Almost, but not quite. What survives is a faint cropmark, a subtle difference in the way grass grows over disturbed or compacted earth, just legible enough from altitude to hint at something deliberate beneath the surface. This particular barrow, a prehistoric burial mound of the kind raised across Ireland and Britain during the Bronze Age and earlier, leaves no visible impression on the landscape as you stand in the field. The Ordnance Survey never recorded it on their historic maps. It exists, in the official record, only because someone looked down.
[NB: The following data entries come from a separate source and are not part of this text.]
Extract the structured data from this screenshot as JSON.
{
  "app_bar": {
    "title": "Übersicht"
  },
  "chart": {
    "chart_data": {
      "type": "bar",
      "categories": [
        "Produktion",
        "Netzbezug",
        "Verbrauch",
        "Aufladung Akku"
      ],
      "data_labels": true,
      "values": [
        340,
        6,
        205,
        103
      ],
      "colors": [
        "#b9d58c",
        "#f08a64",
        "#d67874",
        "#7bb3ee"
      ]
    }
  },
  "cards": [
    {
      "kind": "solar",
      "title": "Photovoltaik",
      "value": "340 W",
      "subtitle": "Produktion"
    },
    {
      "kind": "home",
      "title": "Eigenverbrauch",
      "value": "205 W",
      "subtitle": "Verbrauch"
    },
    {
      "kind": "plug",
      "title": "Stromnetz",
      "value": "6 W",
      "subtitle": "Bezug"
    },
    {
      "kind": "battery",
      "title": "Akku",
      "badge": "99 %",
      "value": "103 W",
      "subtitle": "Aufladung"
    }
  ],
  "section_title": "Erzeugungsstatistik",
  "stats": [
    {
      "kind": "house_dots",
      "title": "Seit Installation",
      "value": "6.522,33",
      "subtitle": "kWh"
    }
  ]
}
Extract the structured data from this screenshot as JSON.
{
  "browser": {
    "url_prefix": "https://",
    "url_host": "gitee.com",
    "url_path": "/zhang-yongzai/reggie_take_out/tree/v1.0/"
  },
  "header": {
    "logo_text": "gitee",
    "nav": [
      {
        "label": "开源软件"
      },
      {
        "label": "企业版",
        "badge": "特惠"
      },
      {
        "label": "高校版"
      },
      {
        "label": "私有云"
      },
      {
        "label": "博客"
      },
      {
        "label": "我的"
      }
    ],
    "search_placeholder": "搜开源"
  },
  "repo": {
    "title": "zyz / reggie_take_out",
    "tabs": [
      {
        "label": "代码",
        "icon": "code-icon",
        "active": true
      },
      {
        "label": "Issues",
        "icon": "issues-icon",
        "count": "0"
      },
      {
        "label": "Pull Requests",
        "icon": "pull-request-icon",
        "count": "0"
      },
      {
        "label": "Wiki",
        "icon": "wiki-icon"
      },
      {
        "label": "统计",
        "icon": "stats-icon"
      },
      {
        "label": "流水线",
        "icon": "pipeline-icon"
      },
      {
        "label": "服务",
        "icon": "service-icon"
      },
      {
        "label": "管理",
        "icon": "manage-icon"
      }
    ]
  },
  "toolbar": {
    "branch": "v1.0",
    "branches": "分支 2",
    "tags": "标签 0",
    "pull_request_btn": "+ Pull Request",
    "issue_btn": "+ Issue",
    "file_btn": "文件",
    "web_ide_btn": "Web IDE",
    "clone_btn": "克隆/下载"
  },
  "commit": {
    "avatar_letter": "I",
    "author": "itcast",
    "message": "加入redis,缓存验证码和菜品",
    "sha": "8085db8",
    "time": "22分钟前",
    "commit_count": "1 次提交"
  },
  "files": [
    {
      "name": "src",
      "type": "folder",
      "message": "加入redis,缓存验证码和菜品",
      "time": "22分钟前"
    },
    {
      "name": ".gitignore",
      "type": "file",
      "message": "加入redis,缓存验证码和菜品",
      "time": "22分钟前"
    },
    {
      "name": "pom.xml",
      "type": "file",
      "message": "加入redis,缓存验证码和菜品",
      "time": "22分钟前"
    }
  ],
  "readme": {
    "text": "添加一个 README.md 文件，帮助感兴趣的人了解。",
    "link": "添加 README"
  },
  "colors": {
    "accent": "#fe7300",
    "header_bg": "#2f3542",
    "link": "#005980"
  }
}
The site came to light not through excavation or archival research but through an aerial photograph taken on 3 November 1984 as part of a Bord Gáis Éireann pipeline survey. The image, catalogued as BGE 2573, Site No. 346, showed enough to allow the feature to be identified as a probable barrow by those examining the photographs afterwards. It is one of seven possible barrows clustered within a compact area of roughly 100 metres north to south by 120 metres east to west, sitting just 50 metres south of the townland boundary with Mitchelstowndown North. That grouping is itself only part of a much larger picture: 250 metres to the east lies a barrow cemetery containing 36 further possible examples, making the surrounding landscape one of considerable prehistoric significance, even if none of it announces itself to a passing eye. The record was compiled by Martin Fitzpatrick and uploaded to the national monuments database in September 2021, with Google Earth orthoimages confirming the cropmark is still, faintly, visible.
Because nothing protrudes above ground level, there is little to see without knowing precisely where to look and what you are looking for. The cropmark is most legible from aerial imagery rather than from ground level, and the wet pasture setting means the land is not always easily accessible on foot. Visitors interested in the broader concentration of monuments in this part of Limerick would do better to consult the national monuments records before setting out, cross-referencing the mapped barrow cemetery to the east, which offers a slightly denser cluster of possible features across the same quiet stretch of countryside.